Wednesday, June 6, 2007

Sometimes Cookies Must Be Baked!

I can be a fairly compulsive person. In the lab, when an experiment doesn't work, I can spend hours obsessing over it, trying to figure out what went wrong and what I will do differently the next time. This tendency of mine probably serves me well; I don't tend to repeat my mistakes and compulsion can be necessary in order to convert failure into success. Luckily, in the kitchen my failure rate is much lower, but I still develop compulsions. For the past umpteen weeks, I have been obsessed with the idea of baking cookies. Strangely enough, though, I didn't have time to bake anything naughty until Monday night. On that night, the cookie-baking urge was too strong and I had to indulge it. So what did I do? Why, I pulled my butter out of the freezer, sprayed my cookie sheet with nonstick spray, and got to work!

I made Mint Chocolate Chip Cookies, a recipe I found long ago in one of Mollie Katzen's beautiful cookbooks. It's either in The Enchanted Broccoli Forest or Still Life With Menu; I forget which book. This particular cookie is a crispy chocolate cookie flavored with cocoa powder and mint extract and studded with semisweet chocolate chips. It's a basic drop cookie: cream butter with sugars, add egg and extracts, mix dry ingredients together, and then combine wet and dry ingredients and chocolate chips to make the dough. The dough itself smells AMAZING: minty and chocolatey, and the taste is very rich from all the butter and sugar (see what I mean about naughty baking?). I usually only taste a tiny spoonful of dough when I bake these cookies because it is so rich.

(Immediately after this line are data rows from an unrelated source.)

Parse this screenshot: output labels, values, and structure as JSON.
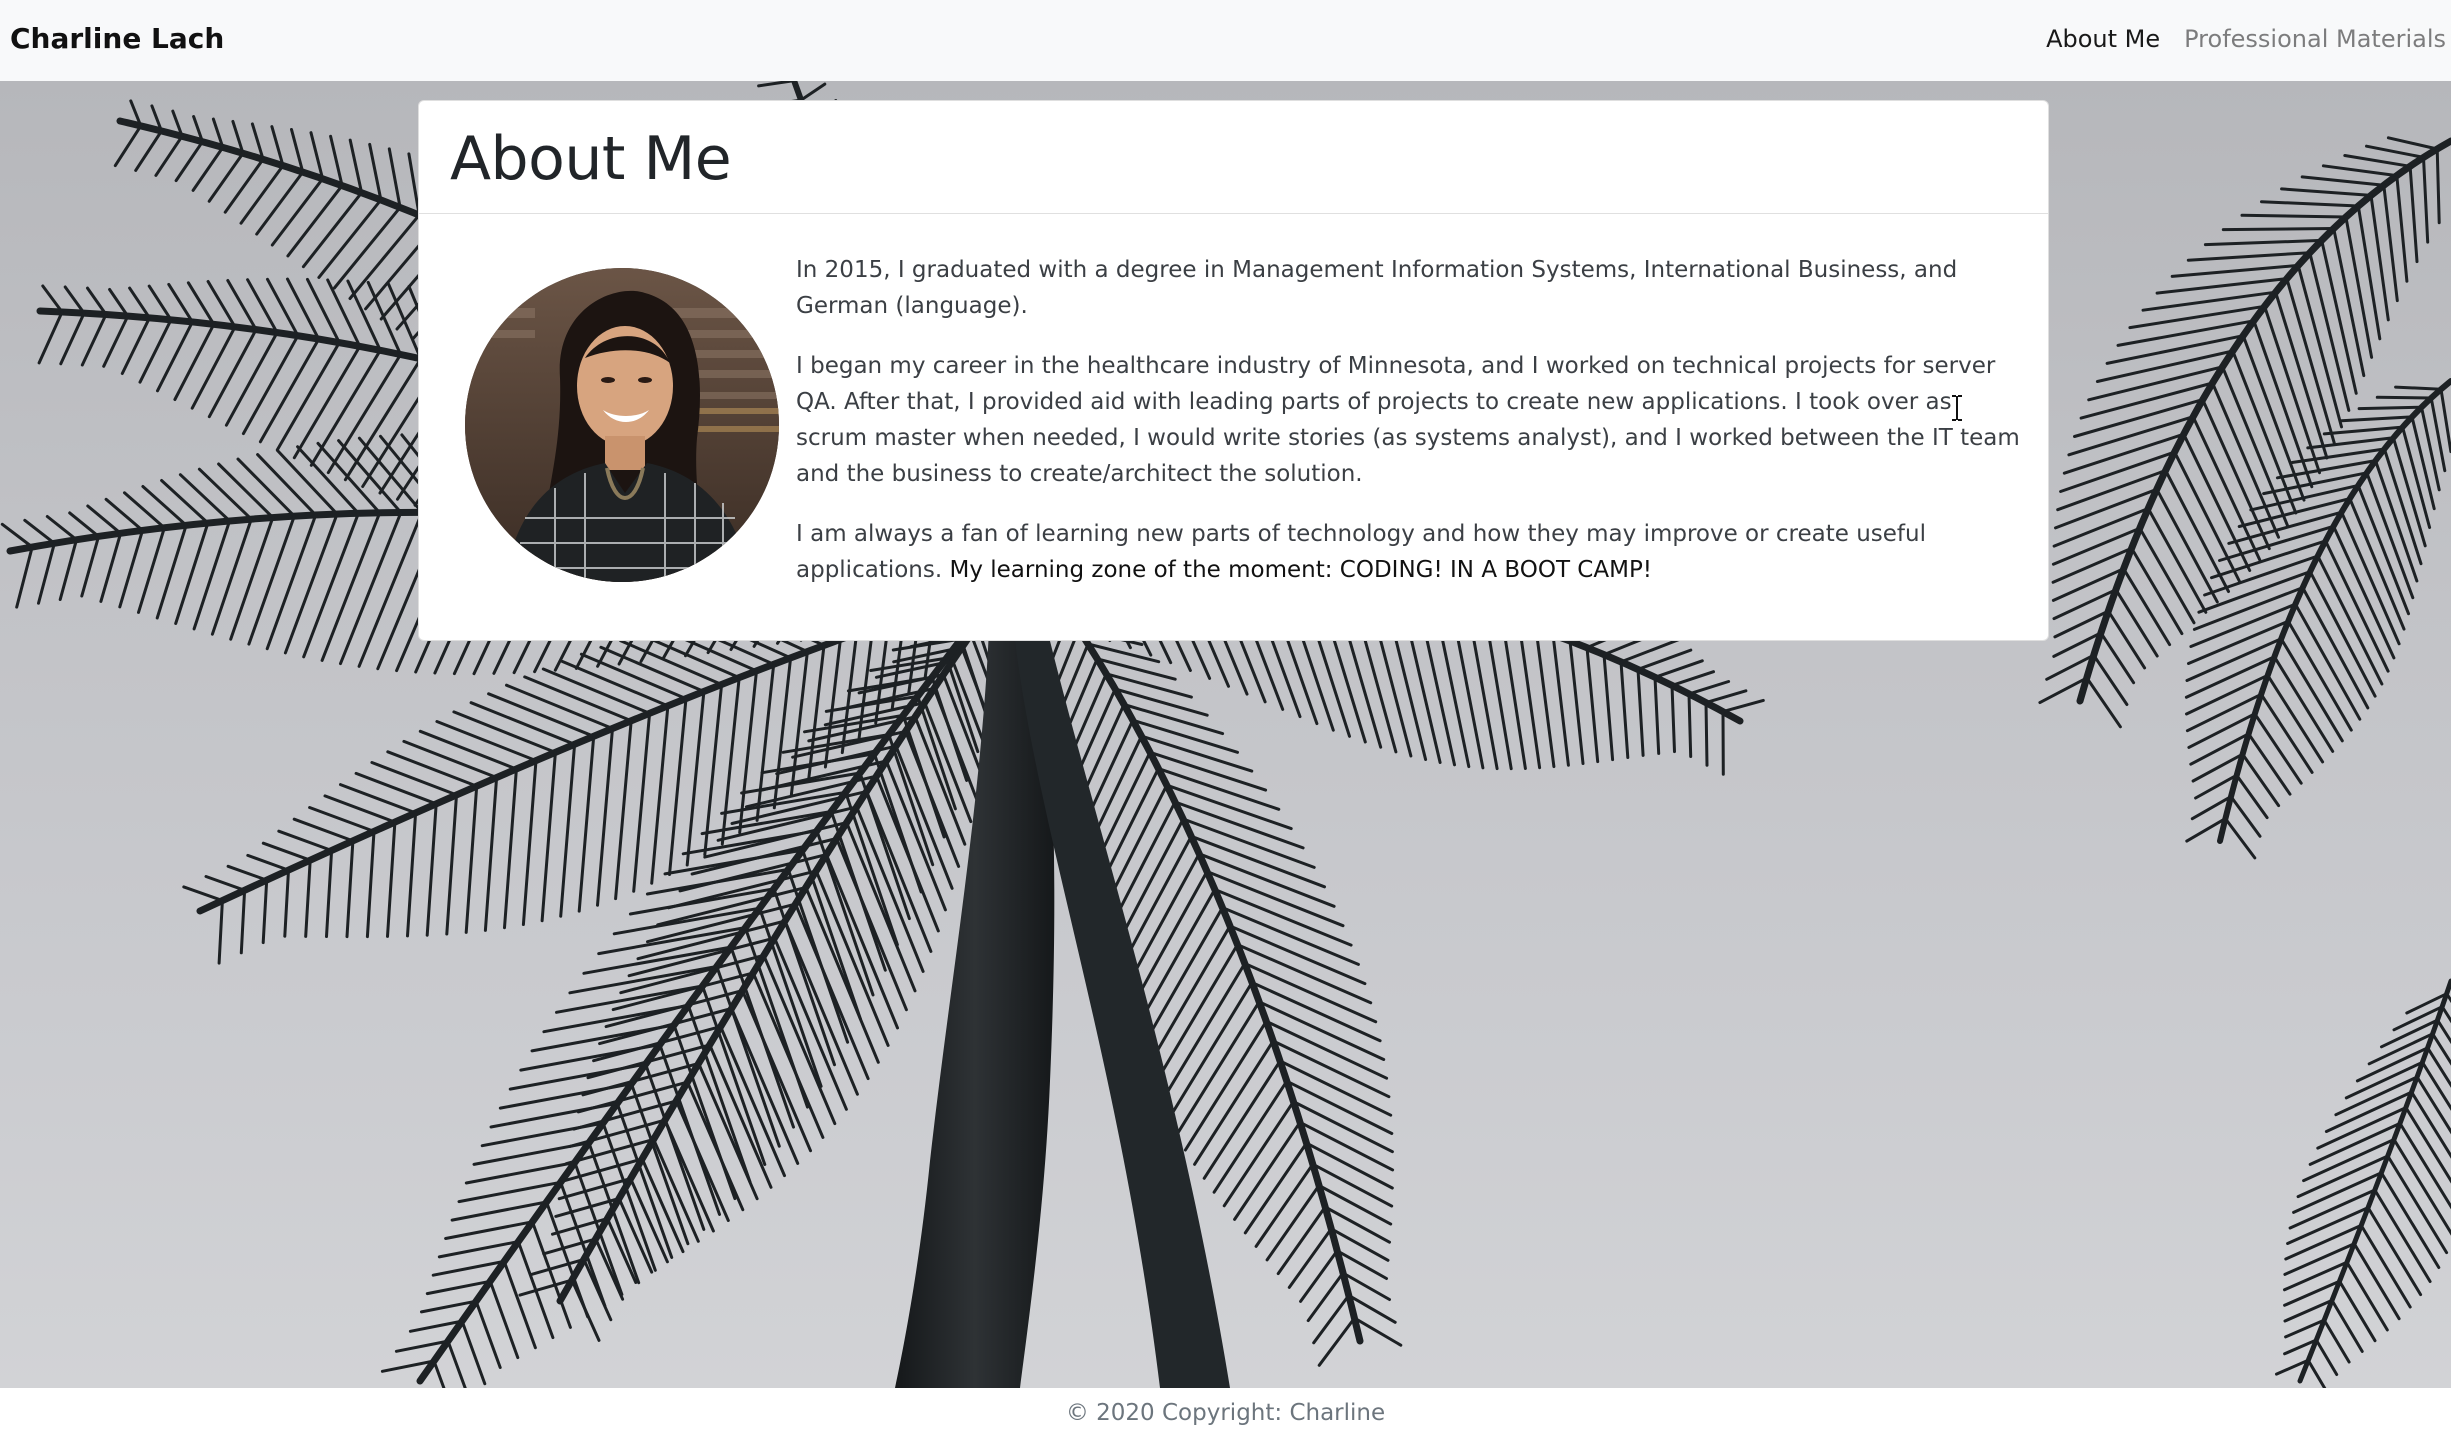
{
  "navbar": {
    "brand": "Charline Lach",
    "links": [
      {
        "label": "About Me",
        "active": true
      },
      {
        "label": "Professional Materials",
        "active": false
      }
    ]
  },
  "about": {
    "title": "About Me",
    "avatar_alt": "Portrait of Charline",
    "paragraphs": {
      "p1": "In 2015, I graduated with a degree in Management Information Systems, International Business, and German (language).",
      "p2": "I began my career in the healthcare industry of Minnesota, and I worked on technical projects for server QA. After that, I provided aid with leading parts of projects to create new applications. I took over as scrum master when needed, I would write stories (as systems analyst), and I worked between the IT team and the business to create/architect the solution.",
      "p3_intro": "I am always a fan of learning new parts of technology and how they may improve or create useful applications.",
      "p3_emphasis": "My learning zone of the moment: CODING! IN A BOOT CAMP!"
    }
  },
  "footer": {
    "copyright": "© 2020 Copyright: Charline"
  },
  "colors": {
    "navbar_bg": "#f8f9fa",
    "card_bg": "#ffffff",
    "text_muted": "#6c757d",
    "sky": "#c2c3c7",
    "palm": "#1f2326"
  }
}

One sheet of baked cookies later, my baking urge was satisfied. I often refrigerate or freeze cookie dough so that I can enjoy fresh-baked cookies on a later date. Since I live alone, my cookies tend to last awhile. When I lived with my parents, fresh-baked cookies were virtually inhaled by the family, especially by my three brothers, so there was no point in not baking the entire batch at one time. Now, one sheet of cookies will last me the better part of a week, which is such a blessing at the end of the day when I just want to curl up with a mug of tea (decaf orange-flavored green tea these days), some cookies, and a good book. Now THAT'S the good life!

3 comments:

JD @ run-thru-life.blogspot.com said...

You should see how desserts get demolished over my wife's parent's place. We eat dessert, then people pick at it, then they eat it for breakfast the next day! Desserts probably only have a shelf life of about 24 hours in that place!

Rosiecat24 said...
This comment has been removed by the author.
Rosiecat24 said...

JD, my favorite fellow blogger,

Talk about a sweet tooth! Hilarious! I have never really understood the concept of eating dessert for breakfast, probably because I am fiercely loyal to my breakfast cereal (Barbara's Bakery Shredded Oats, in case you were curious). I smear a tablespoon or two of peanut butter on it and sprinkle cinnamon on top--pretty strange, huh? But it's delicious, and I would feel deprived if forced to eat something else for breakfast.

But back to the issue at hand: dessert in the morning. Do you suppose that in a household where desserts disappear in the blink of an eye, the ONLY way to enjoy a second helping is to eat it as soon as you have more room for it, i.e., the next morning? As they say, when in Rome, do as the Romans do!

So what's your take on the dessert-as-breakfast phenomenon?